Lecture: Microbial Nutrition and Growth (Microbiology: A Systems Approach, Chapter 9)

Introduction

• Microorganisms, like all organisms, need nutrients to grow, develop, and divide.
• Nutrients are obtained from the environment and are essential for cellular activities.

Essential Elements

• Essential elements for all living organisms: Carbon (C), Hydrogen (H), Oxygen (O), Nitrogen (N), Phosphorus (P), Sulfur (S).
• Macronutrients: Required in large quantities (C, H, O, N, P, S).
• Micronutrients: Trace elements like Copper (Cu), Zinc (Zn), Iron (Fe) needed in smaller amounts.

Types of Nutrients

• Organic Nutrients: Contain carbon and hydrogen (e.g., vitamins).
• Inorganic Nutrients: Lack carbon (e.g., minerals like iron, zinc).

Sources of Elements

• Carbon: From CO2 (autotrophs) or organic molecules (heterotrophs).
• Nitrogen: From atmospheric N2 or compounds like nitrate (NO3-), nitrite (NO2-), ammonia (NH3).
• Oxygen: From the atmosphere or environment.
• Hydrogen: From organic molecules or water.
• Phosphorus: From inorganic sources like phosphate in minerals.
• Sulfur: Found in environment, essential for some amino acids.

Nutritional Types

• Heterotrophs: Obtain carbon from organic compounds.
• Autotrophs: Obtain carbon from CO2.
• Phototrophs: Obtain energy from sunlight.
• Chemotrophs: Obtain energy from chemical compounds.
• Photoautotrophs: Use sunlight and CO2.
• Chemoheterotrophs: Use organic molecules for both energy and carbon.
• Variations like chemoautotrophs using inorganic substances.

Cell Composition

• Bacterial cell: 70% water, 97% dry weight composed of organic compounds.
• Major organic compounds: Proteins, RNA, DNA, carbohydrates, lipids.

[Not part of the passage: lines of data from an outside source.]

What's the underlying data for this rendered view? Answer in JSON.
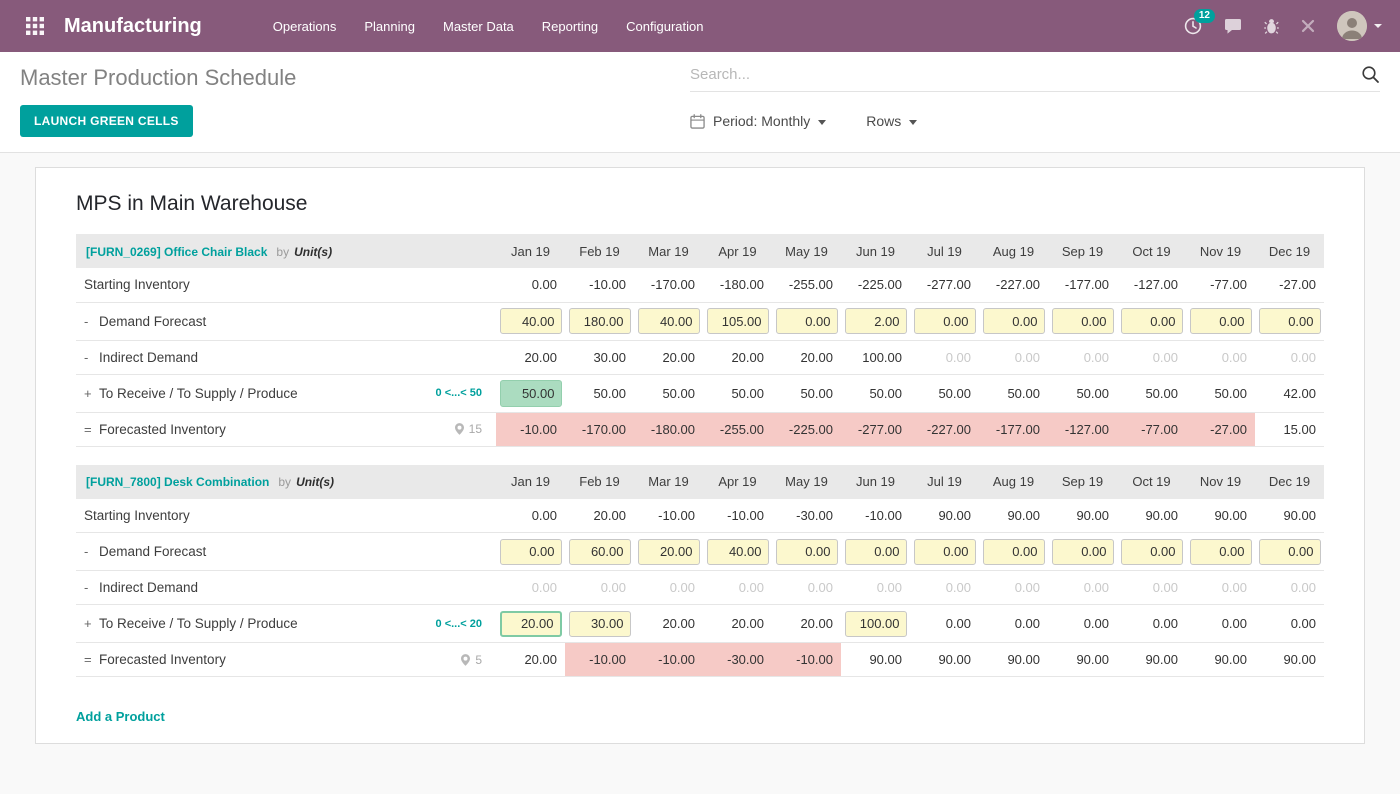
{
  "nav": {
    "app_title": "Manufacturing",
    "menus": [
      "Operations",
      "Planning",
      "Master Data",
      "Reporting",
      "Configuration"
    ],
    "activity_count": "12"
  },
  "control_panel": {
    "title": "Master Production Schedule",
    "search_placeholder": "Search...",
    "launch_button_label": "LAUNCH GREEN CELLS",
    "period_label": "Period: Monthly",
    "rows_label": "Rows"
  },
  "page": {
    "heading": "MPS in Main Warehouse",
    "add_product_label": "Add a Product"
  },
  "icons": {
    "apps": "grid-icon",
    "activities": "clock-icon",
    "messages": "chat-bubble-icon",
    "debug": "bug-icon",
    "close": "x-icon",
    "user_menu": "chevron-down-icon",
    "search": "magnifier-icon",
    "period": "calendar-icon",
    "forecast_location": "map-pin-icon"
  },
  "months": [
    "Jan 19",
    "Feb 19",
    "Mar 19",
    "Apr 19",
    "May 19",
    "Jun 19",
    "Jul 19",
    "Aug 19",
    "Sep 19",
    "Oct 19",
    "Nov 19",
    "Dec 19"
  ],
  "row_defs": [
    {
      "key": "starting",
      "sign": "",
      "label": "Starting Inventory"
    },
    {
      "key": "demand",
      "sign": "-",
      "label": "Demand Forecast"
    },
    {
      "key": "indirect",
      "sign": "-",
      "label": "Indirect Demand"
    },
    {
      "key": "to_receive",
      "sign": "+",
      "label": "To Receive / To Supply / Produce"
    },
    {
      "key": "forecasted",
      "sign": "=",
      "label": "Forecasted Inventory"
    }
  ],
  "products": [
    {
      "name": "[FURN_0269] Office Chair Black",
      "by_label": "by",
      "uom": "Unit(s)",
      "replenish_range": "0 <...< 50",
      "lead_indicator": "15",
      "rows": {
        "starting": {
          "values": [
            "0.00",
            "-10.00",
            "-170.00",
            "-180.00",
            "-255.00",
            "-225.00",
            "-277.00",
            "-227.00",
            "-177.00",
            "-127.00",
            "-77.00",
            "-27.00"
          ],
          "styles": [
            "p",
            "p",
            "p",
            "p",
            "p",
            "p",
            "p",
            "p",
            "p",
            "p",
            "p",
            "p"
          ]
        },
        "demand": {
          "values": [
            "40.00",
            "180.00",
            "40.00",
            "105.00",
            "0.00",
            "2.00",
            "0.00",
            "0.00",
            "0.00",
            "0.00",
            "0.00",
            "0.00"
          ],
          "styles": [
            "i",
            "i",
            "i",
            "i",
            "i",
            "i",
            "i",
            "i",
            "i",
            "i",
            "i",
            "i"
          ]
        },
        "indirect": {
          "values": [
            "20.00",
            "30.00",
            "20.00",
            "20.00",
            "20.00",
            "100.00",
            "0.00",
            "0.00",
            "0.00",
            "0.00",
            "0.00",
            "0.00"
          ],
          "styles": [
            "p",
            "p",
            "p",
            "p",
            "p",
            "p",
            "m",
            "m",
            "m",
            "m",
            "m",
            "m"
          ]
        },
        "to_receive": {
          "values": [
            "50.00",
            "50.00",
            "50.00",
            "50.00",
            "50.00",
            "50.00",
            "50.00",
            "50.00",
            "50.00",
            "50.00",
            "50.00",
            "42.00"
          ],
          "styles": [
            "g",
            "p",
            "p",
            "p",
            "p",
            "p",
            "p",
            "p",
            "p",
            "p",
            "p",
            "p"
          ]
        },
        "forecasted": {
          "values": [
            "-10.00",
            "-170.00",
            "-180.00",
            "-255.00",
            "-225.00",
            "-277.00",
            "-227.00",
            "-177.00",
            "-127.00",
            "-77.00",
            "-27.00",
            "15.00"
          ],
          "styles": [
            "r",
            "r",
            "r",
            "r",
            "r",
            "r",
            "r",
            "r",
            "r",
            "r",
            "r",
            "p"
          ]
        }
      }
    },
    {
      "name": "[FURN_7800] Desk Combination",
      "by_label": "by",
      "uom": "Unit(s)",
      "replenish_range": "0 <...< 20",
      "lead_indicator": "5",
      "rows": {
        "starting": {
          "values": [
            "0.00",
            "20.00",
            "-10.00",
            "-10.00",
            "-30.00",
            "-10.00",
            "90.00",
            "90.00",
            "90.00",
            "90.00",
            "90.00",
            "90.00"
          ],
          "styles": [
            "p",
            "p",
            "p",
            "p",
            "p",
            "p",
            "p",
            "p",
            "p",
            "p",
            "p",
            "p"
          ]
        },
        "demand": {
          "values": [
            "0.00",
            "60.00",
            "20.00",
            "40.00",
            "0.00",
            "0.00",
            "0.00",
            "0.00",
            "0.00",
            "0.00",
            "0.00",
            "0.00"
          ],
          "styles": [
            "i",
            "i",
            "i",
            "i",
            "i",
            "i",
            "i",
            "i",
            "i",
            "i",
            "i",
            "i"
          ]
        },
        "indirect": {
          "values": [
            "0.00",
            "0.00",
            "0.00",
            "0.00",
            "0.00",
            "0.00",
            "0.00",
            "0.00",
            "0.00",
            "0.00",
            "0.00",
            "0.00"
          ],
          "styles": [
            "m",
            "m",
            "m",
            "m",
            "m",
            "m",
            "m",
            "m",
            "m",
            "m",
            "m",
            "m"
          ]
        },
        "to_receive": {
          "values": [
            "20.00",
            "30.00",
            "20.00",
            "20.00",
            "20.00",
            "100.00",
            "0.00",
            "0.00",
            "0.00",
            "0.00",
            "0.00",
            "0.00"
          ],
          "styles": [
            "ig",
            "i",
            "p",
            "p",
            "p",
            "i",
            "p",
            "p",
            "p",
            "p",
            "p",
            "p"
          ]
        },
        "forecasted": {
          "values": [
            "20.00",
            "-10.00",
            "-10.00",
            "-30.00",
            "-10.00",
            "90.00",
            "90.00",
            "90.00",
            "90.00",
            "90.00",
            "90.00",
            "90.00"
          ],
          "styles": [
            "p",
            "r",
            "r",
            "r",
            "r",
            "p",
            "p",
            "p",
            "p",
            "p",
            "p",
            "p"
          ]
        }
      }
    }
  ]
}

Cellular Processes and Transport

• Diffusion: Movement from high to low concentration.
• Osmosis: Water diffusion across a membrane.
• Tonicity: Isotonic, hypotonic, hypertonic environments affecting cell state.
• Passive Transport: Simple diffusion (no energy required).
• Facilitated Diffusion: Requires transport proteins.
• Active Transport: Requires energy to move substances against gradient.
• Endocytosis: Bulk transport into the cell (phagocytosis - solids, pinocytosis - liquids).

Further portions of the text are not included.